Swedish firm Trelleborg sees great potential in China’s agricultural tire market.

he Trelleborg Group, based in its namesake city in Sweden, has opened a new factory in Xingtai, Hebei, China, to manufacture high-performance agricultural tires. The new investment is part of the company’s long-term strategy to grow in markets with strong potential. The site produces both radial and bias technology tires for farming, forestry and agro-industrial applications. The plant employs about 200, a figure that will grow to more than 350 by 2015.

“We believe that China has highly favorable long-term growth opportunities and our strong global platform will be further reinforced by this facility,” says Peter Nilsson, Trelleborg’s president and CEO. “This new production unit continues our commitment to the agricultural sector in China. The manufacturing facility will also strengthen Trelleborg’s competitiveness in markets other than the Chinese, by broadening the range and through more efficient production.”

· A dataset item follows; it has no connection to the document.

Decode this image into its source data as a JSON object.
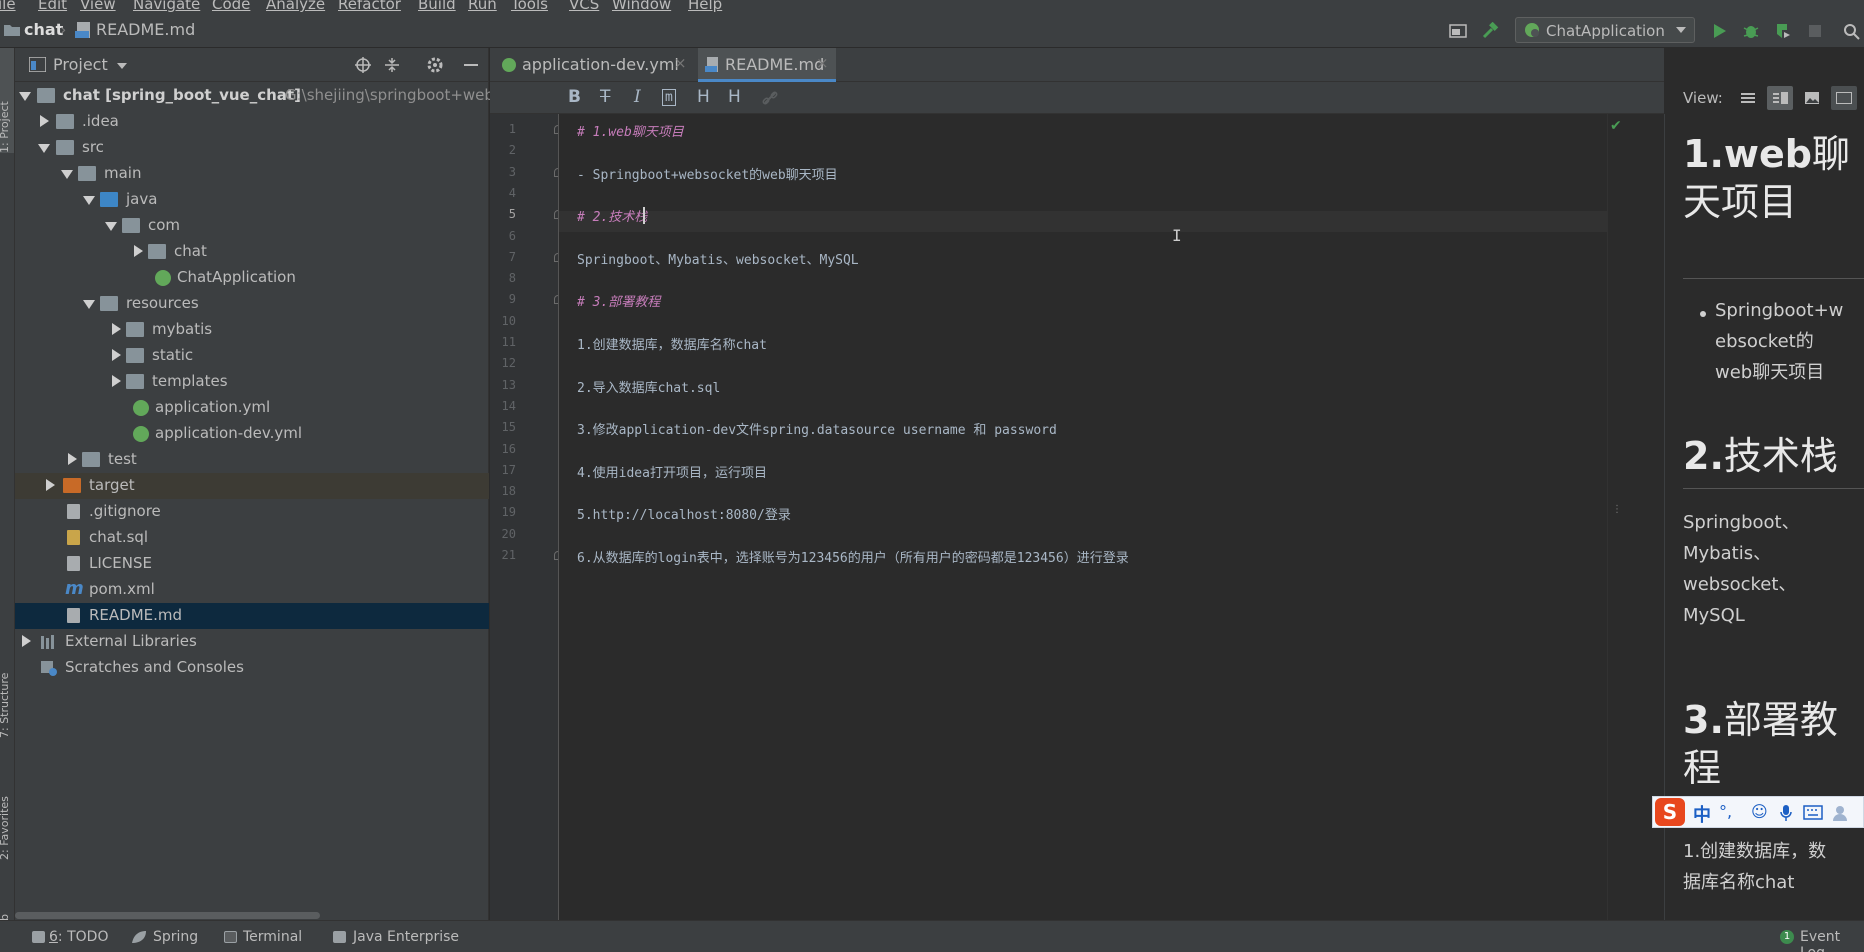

Trelleborg officials say there is tremendous potential for tire sales in the agricultural sector in China.

“Today, more than half of farming operations in the country are conducted manually and industry mechanization is taking place rapidly,” says Maurizio Vischi, business area president, Trelleborg Wheel Systems. “The demand for high-performance agricultural tires is favorable. Through this establishment, Trelleborg becomes the first global manufacturer of agricultural tires to have its own production in China. The facility provides proximity to Chinese customers, but also support to European and U.S. customers in the local Chinese market.”

Trelleborg has approximately 1,500 employees in China, and operates several manufacturing facilities there, located in Huizhou, Shanghai, Wuxi, Qingdao and Xingtai.